In practice, general practitioner (huisarts) consultations are free at the point of use (billed directly to the insurer) but prescriptions and many other things are paid by the patient, at least in part. As far as I know, you should always try to consult a GP first and he or she will refer you to a specialist or hospital if needed.
Regarding the way you should use the EHIC, the best thing is to check the official app (iOS or Android) and always show the card whenever you seek health care. Apparently, one insurer, Agis, is responsible for claims for all foreigners using the EHIC (the English-language version of the website is apparently unavailable but there is a link to a PDF brochure in English at the bottom of the page).
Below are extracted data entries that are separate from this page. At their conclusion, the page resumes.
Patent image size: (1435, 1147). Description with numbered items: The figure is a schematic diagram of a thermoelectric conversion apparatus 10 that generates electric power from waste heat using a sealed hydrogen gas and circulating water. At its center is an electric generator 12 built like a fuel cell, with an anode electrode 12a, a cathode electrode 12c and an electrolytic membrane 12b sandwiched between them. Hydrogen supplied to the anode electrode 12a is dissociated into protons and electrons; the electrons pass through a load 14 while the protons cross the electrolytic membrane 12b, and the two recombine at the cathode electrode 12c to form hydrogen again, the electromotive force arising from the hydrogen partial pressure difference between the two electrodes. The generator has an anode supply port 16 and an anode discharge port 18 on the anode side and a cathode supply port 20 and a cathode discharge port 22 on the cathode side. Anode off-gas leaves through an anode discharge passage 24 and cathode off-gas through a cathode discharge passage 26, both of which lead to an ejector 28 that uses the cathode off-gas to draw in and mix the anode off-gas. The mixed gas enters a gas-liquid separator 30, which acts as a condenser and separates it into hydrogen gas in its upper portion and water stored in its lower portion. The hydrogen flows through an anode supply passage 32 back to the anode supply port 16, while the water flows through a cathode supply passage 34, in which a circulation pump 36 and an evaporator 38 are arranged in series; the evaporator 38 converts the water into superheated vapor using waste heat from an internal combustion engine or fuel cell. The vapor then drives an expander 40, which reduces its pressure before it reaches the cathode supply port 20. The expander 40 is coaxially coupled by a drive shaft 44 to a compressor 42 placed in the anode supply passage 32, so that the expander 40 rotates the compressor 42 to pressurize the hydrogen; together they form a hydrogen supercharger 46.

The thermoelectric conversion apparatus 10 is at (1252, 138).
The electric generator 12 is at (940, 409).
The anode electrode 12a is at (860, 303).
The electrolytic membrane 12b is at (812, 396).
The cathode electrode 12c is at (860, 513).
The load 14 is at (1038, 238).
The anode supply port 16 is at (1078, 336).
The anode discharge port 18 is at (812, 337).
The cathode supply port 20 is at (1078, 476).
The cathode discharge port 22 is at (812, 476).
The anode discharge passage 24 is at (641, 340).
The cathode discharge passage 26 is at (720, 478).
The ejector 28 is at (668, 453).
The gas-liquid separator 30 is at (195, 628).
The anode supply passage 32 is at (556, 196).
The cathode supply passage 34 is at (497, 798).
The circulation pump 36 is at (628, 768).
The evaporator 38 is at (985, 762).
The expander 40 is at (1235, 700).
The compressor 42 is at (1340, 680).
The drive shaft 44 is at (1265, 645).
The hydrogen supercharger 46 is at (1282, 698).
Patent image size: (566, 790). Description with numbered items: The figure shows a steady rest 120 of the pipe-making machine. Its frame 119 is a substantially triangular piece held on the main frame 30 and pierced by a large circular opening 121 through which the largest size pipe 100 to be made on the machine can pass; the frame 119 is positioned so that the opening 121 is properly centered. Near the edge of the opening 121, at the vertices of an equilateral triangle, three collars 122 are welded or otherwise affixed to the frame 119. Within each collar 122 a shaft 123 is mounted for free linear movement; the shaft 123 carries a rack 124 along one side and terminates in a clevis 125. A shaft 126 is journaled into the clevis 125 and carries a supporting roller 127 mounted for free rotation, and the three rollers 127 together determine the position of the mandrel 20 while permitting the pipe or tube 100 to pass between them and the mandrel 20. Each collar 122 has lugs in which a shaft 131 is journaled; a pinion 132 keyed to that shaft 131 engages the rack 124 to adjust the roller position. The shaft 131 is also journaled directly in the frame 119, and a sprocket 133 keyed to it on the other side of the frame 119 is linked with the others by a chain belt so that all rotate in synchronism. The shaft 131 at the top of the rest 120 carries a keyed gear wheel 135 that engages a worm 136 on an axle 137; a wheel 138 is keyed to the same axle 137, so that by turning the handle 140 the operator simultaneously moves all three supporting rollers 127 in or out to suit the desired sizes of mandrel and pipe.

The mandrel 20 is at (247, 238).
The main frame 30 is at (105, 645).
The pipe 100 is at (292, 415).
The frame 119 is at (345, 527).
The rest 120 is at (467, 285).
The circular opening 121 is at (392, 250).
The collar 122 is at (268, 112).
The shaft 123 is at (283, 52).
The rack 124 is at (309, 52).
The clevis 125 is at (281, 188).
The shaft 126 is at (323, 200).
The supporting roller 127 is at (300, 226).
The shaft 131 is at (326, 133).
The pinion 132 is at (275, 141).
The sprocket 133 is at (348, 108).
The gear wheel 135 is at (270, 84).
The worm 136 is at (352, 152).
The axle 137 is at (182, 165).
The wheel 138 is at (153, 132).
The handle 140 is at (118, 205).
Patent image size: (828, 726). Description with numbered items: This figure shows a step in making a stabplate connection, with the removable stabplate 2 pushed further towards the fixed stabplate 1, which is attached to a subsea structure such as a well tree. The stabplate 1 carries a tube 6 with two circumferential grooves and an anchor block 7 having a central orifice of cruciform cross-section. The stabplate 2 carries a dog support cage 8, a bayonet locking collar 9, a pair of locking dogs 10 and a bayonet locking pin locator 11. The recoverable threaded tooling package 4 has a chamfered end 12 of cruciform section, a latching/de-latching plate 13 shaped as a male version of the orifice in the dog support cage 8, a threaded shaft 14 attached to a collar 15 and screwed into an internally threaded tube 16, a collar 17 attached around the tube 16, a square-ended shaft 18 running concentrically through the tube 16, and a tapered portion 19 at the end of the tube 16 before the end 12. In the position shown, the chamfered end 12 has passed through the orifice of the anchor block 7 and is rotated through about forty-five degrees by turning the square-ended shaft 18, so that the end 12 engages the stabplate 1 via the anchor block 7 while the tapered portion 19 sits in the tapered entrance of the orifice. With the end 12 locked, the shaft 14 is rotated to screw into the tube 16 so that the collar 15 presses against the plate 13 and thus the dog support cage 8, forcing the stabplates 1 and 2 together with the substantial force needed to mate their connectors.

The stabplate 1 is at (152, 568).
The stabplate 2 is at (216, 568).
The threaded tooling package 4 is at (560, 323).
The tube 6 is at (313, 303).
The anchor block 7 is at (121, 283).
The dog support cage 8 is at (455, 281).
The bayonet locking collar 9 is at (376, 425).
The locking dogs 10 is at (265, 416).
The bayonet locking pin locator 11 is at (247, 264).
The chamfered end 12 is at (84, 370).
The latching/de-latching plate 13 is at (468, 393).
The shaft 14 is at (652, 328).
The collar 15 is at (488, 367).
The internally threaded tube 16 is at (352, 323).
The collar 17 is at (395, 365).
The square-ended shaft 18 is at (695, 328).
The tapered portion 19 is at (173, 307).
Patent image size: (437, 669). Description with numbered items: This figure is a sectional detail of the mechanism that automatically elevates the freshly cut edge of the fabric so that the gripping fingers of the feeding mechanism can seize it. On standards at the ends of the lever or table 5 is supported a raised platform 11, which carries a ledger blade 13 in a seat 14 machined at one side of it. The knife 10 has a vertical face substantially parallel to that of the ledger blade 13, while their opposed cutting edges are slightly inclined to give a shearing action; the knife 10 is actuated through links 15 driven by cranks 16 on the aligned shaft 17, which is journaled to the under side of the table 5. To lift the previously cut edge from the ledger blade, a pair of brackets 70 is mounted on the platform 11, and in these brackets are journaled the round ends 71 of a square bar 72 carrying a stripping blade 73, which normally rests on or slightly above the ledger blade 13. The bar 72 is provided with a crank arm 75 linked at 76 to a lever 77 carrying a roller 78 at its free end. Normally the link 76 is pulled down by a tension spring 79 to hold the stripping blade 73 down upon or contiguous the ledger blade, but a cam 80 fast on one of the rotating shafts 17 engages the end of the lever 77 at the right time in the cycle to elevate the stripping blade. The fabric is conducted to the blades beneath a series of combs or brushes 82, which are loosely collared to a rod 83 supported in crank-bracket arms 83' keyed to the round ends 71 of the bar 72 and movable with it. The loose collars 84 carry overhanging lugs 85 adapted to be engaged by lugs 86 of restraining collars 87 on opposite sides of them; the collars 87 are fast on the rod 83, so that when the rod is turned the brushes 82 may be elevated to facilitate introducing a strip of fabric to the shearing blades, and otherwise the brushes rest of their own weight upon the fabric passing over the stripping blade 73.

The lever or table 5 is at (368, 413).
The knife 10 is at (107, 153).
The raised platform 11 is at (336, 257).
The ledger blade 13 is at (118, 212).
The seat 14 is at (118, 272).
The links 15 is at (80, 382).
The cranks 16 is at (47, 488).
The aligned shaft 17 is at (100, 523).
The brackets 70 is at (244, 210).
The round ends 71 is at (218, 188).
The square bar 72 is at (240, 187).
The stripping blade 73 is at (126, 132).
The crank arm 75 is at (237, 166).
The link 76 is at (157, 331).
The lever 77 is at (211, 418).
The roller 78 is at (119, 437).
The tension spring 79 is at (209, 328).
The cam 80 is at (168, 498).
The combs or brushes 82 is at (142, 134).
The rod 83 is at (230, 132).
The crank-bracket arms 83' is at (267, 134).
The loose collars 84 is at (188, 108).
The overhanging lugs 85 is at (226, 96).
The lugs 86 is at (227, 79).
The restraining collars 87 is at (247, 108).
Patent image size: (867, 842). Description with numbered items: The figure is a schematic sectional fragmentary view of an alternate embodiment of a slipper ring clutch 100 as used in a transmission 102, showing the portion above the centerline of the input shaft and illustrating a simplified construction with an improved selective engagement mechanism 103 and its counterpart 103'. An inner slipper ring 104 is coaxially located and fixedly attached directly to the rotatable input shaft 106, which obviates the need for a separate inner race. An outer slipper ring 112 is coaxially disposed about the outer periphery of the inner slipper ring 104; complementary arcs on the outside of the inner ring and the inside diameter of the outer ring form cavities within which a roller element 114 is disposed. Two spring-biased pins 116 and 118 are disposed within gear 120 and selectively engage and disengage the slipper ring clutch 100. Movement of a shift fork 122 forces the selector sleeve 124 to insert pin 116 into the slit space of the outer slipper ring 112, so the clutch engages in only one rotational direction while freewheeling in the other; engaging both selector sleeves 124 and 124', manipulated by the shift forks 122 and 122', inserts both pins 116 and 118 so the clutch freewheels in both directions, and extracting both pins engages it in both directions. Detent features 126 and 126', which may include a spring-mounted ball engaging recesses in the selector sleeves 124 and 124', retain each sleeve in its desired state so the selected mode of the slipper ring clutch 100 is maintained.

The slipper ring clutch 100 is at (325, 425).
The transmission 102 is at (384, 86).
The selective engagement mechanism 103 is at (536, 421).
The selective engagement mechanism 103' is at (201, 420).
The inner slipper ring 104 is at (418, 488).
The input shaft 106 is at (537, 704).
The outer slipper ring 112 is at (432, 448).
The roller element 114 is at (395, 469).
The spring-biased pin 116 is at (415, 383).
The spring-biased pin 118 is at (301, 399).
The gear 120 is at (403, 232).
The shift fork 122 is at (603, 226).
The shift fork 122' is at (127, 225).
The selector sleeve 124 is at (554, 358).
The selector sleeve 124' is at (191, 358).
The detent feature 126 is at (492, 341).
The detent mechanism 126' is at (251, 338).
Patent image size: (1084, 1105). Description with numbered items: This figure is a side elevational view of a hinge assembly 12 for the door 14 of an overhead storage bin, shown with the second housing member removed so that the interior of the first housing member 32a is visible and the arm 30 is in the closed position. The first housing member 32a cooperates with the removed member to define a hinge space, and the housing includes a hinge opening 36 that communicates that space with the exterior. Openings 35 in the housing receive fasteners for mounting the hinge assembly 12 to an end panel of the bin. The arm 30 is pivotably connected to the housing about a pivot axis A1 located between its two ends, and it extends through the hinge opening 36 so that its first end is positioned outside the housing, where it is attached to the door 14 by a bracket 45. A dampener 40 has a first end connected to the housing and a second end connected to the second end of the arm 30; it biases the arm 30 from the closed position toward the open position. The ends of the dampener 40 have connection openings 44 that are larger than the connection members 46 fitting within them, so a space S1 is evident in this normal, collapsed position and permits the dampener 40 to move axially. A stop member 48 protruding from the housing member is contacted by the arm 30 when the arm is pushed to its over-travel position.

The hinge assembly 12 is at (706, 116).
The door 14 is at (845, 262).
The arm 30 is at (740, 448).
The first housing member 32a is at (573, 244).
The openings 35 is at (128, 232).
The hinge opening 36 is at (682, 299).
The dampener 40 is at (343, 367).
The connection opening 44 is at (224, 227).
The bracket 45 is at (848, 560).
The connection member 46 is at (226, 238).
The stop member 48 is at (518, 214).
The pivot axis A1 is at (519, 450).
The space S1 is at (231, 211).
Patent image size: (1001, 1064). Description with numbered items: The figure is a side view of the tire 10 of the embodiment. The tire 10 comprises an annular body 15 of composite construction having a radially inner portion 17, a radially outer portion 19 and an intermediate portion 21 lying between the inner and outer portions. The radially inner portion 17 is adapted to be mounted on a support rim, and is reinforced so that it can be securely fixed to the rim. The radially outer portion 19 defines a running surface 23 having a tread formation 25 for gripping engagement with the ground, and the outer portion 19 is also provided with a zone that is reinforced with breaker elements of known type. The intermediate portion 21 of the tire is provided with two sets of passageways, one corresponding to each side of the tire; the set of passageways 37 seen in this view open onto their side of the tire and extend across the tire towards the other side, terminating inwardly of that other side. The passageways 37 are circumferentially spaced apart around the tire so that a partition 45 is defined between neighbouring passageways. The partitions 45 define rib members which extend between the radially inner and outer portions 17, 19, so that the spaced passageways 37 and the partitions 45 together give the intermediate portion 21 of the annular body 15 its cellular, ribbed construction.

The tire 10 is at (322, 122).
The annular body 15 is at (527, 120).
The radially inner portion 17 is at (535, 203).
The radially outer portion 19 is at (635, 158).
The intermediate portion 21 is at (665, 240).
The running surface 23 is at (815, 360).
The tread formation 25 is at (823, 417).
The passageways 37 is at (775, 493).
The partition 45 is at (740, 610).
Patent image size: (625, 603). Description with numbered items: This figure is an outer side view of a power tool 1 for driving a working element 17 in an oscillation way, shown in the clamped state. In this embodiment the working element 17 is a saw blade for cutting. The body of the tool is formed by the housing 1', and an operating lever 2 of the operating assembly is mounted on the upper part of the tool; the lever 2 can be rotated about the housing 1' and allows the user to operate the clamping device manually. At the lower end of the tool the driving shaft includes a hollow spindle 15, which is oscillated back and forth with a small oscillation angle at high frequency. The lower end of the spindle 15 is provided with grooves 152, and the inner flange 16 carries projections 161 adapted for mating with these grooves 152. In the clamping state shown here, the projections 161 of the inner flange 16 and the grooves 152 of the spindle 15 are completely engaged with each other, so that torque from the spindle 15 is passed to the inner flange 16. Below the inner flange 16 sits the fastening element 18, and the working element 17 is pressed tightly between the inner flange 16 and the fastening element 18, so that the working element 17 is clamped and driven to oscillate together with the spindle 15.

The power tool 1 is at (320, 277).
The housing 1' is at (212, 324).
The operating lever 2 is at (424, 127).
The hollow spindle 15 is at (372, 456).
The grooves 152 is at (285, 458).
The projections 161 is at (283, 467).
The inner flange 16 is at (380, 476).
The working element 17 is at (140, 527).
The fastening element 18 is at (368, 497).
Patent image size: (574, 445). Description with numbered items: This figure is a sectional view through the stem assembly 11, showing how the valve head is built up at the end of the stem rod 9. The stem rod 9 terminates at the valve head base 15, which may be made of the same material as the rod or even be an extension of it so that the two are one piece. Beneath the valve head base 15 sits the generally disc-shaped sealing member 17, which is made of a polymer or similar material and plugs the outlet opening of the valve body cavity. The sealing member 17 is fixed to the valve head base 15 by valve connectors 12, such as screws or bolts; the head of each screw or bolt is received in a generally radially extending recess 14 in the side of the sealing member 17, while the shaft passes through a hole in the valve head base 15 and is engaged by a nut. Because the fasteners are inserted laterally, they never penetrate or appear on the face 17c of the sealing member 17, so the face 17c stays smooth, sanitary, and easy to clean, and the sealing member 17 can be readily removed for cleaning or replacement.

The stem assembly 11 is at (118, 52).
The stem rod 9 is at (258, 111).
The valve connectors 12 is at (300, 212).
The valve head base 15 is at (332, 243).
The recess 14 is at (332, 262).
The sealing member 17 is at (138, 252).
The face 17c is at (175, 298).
In a nutshell, the EHIC provides you with a coverage equivalent to the “basic insurance” defined in the law so that a GP consultation should be free and other health care providers should be able to claim insured costs directly from Agis, which would basically acts as your insurer in the Netherlands.
If for some reasons some health care provider cannot take care of it directly, you might need to pay everything first and lodge a claim with Agis at the following address to get (part of) the money back:
Groep Buitenlands Recht
You will need to fill in the form provided on the website and send a copy of the bill, a copy of your EHIC and the IBAN number from your bank account. They also have a specific email and telephone number for international matters, they might be able to provide more details on what you should expect to pay should you need to be hospitalized:
+31 33 445 68 70
Finally, if everything else fails, you can still try to contact your insurance or health care administration in your country of residence. You should expect some paperwork and delays but they might still be able to reimburse some things. Waiting to be back and seeking reimbursement is not how the system is supposed to work so there might be difficulties but it's not completely impossible either.
Given that Dutch patients have deductibles (eigen risico) and a personal contribution to some expenses, you might have to cover part of the costs in any case. The EU app also suggests that some costs not covered in the Netherlands might still be claimed in your home country (specifically dental care if you are covered for it).